Sexual education in schools is a difficult topic and, according to Hartmann, hardly ever takes place. Teachers are often not even aware of this service mandate because it does not play a role in teacher training, for example. Also, the questions associated with sexual education often seem to unsettle teachers. "If sexual education does take place, committed teachers invite external organisations to do project days. That is very good, you have to support that. But the actual requirements that schoold need to fulfill in this area are not fulfilled." Therefore, it seems to be even more important to look for solutions to change this situation. Next year, Hartmann is organising a symposium at the University of Wuppertal. It is entitled: 'Sexual Education - Quo vadis? Feminist and gender theoretical perspectives on sexuality and subject formation'. "Our concern is to open up a debate and also to ask awkward questions," she tells us. Historical research on 'sexual education' showed that in the late 1960s, in the course of the sexual revolution, a whole wave of sexual education approaches emerged.
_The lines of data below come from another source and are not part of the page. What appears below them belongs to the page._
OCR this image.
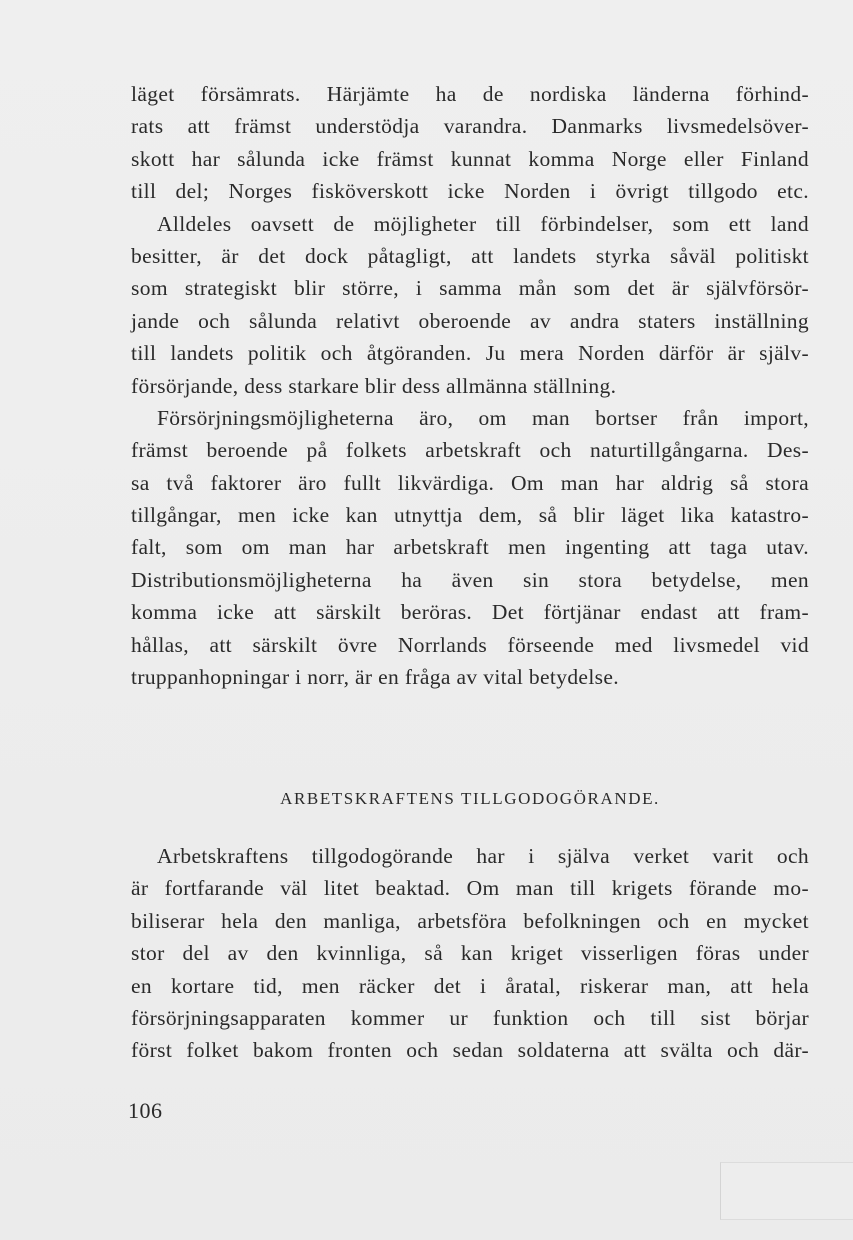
läget försämrats. Härjämte ha de nordiska länderna förhind-
rats att främst understödja varandra. Danmarks livsmedelsöver-
skott har sålunda icke främst kunnat komma Norge eller Finland
till del; Norges fisköverskott icke Norden i övrigt tillgodo etc.
Alldeles oavsett de möjligheter till förbindelser, som ett land
besitter, är det dock påtagligt, att landets styrka såväl politiskt
som strategiskt blir större, i samma mån som det är självförsör-
jande och sålunda relativt oberoende av andra staters inställning
till landets politik och åtgöranden. Ju mera Norden därför är själv-
försörjande, dess starkare blir dess allmänna ställning.
Försörjningsmöjligheterna äro, om man bortser från import,
främst beroende på folkets arbetskraft och naturtillgångarna. Des-
sa två faktorer äro fullt likvärdiga. Om man har aldrig så stora
tillgångar, men icke kan utnyttja dem, så blir läget lika katastro-
falt, som om man har arbetskraft men ingenting att taga utav.
Distributionsmöjligheterna ha även sin stora betydelse, men
komma icke att särskilt beröras. Det förtjänar endast att fram-
hållas, att särskilt övre Norrlands förseende med livsmedel vid
truppanhopningar i norr, är en fråga av vital betydelse.
ARBETSKRAFTENS TILLGODOGÖRANDE.
Arbetskraftens tillgodogörande har i själva verket varit och
är fortfarande väl litet beaktad. Om man till krigets förande mo-
biliserar hela den manliga, arbetsföra befolkningen och en mycket
stor del av den kvinnliga, så kan kriget visserligen föras under
en kortare tid, men räcker det i åratal, riskerar man, att hela
försörjningsapparaten kommer ur funktion och till sist börjar
först folket bakom fronten och sedan soldaterna att svälta och där-
106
Diverse currents, disputes and controversies were conducted around sexual education concepts that Hartmann misses today."Currently, we see a great homogeneity. The so-called emancipatory sexual education has actually prevailed. But apart from that, there are few other pedagogical concepts, especially those that also take up the gender issue in a broad sense." Likewise, the generational relationship is still very much underemphasised in current concepts and the design of pedagogical relationships also needs to be considered much more in sexual education. A provocative question in this symposium will, for example, revolve around the erotic dimension in pedagogical relationships. Everyone knows about pupils falling in love. Hardly anyone knows how to deal with it, but that is also a reality. "If you nowadays talk about something like that," Hartmann points out, "quickly, the thought arises as to whether it is already abusive or whether the boundaries have already been crossed. But it is important to bring such questions into the discussion, because erotic components or the component of infatuation in pedagogical relationships always play a role and are necessary for educational processes.
Thus, our tolerant society still has a long way to go. Science can provide important impulses.

Uwe Blass (Interview on July 23, 2021)

Dr. Anna Hartmann is a research assistant at the chair of "General Educational Science/Theory of Education" with a focus on sexual education for schools and the teaching profession.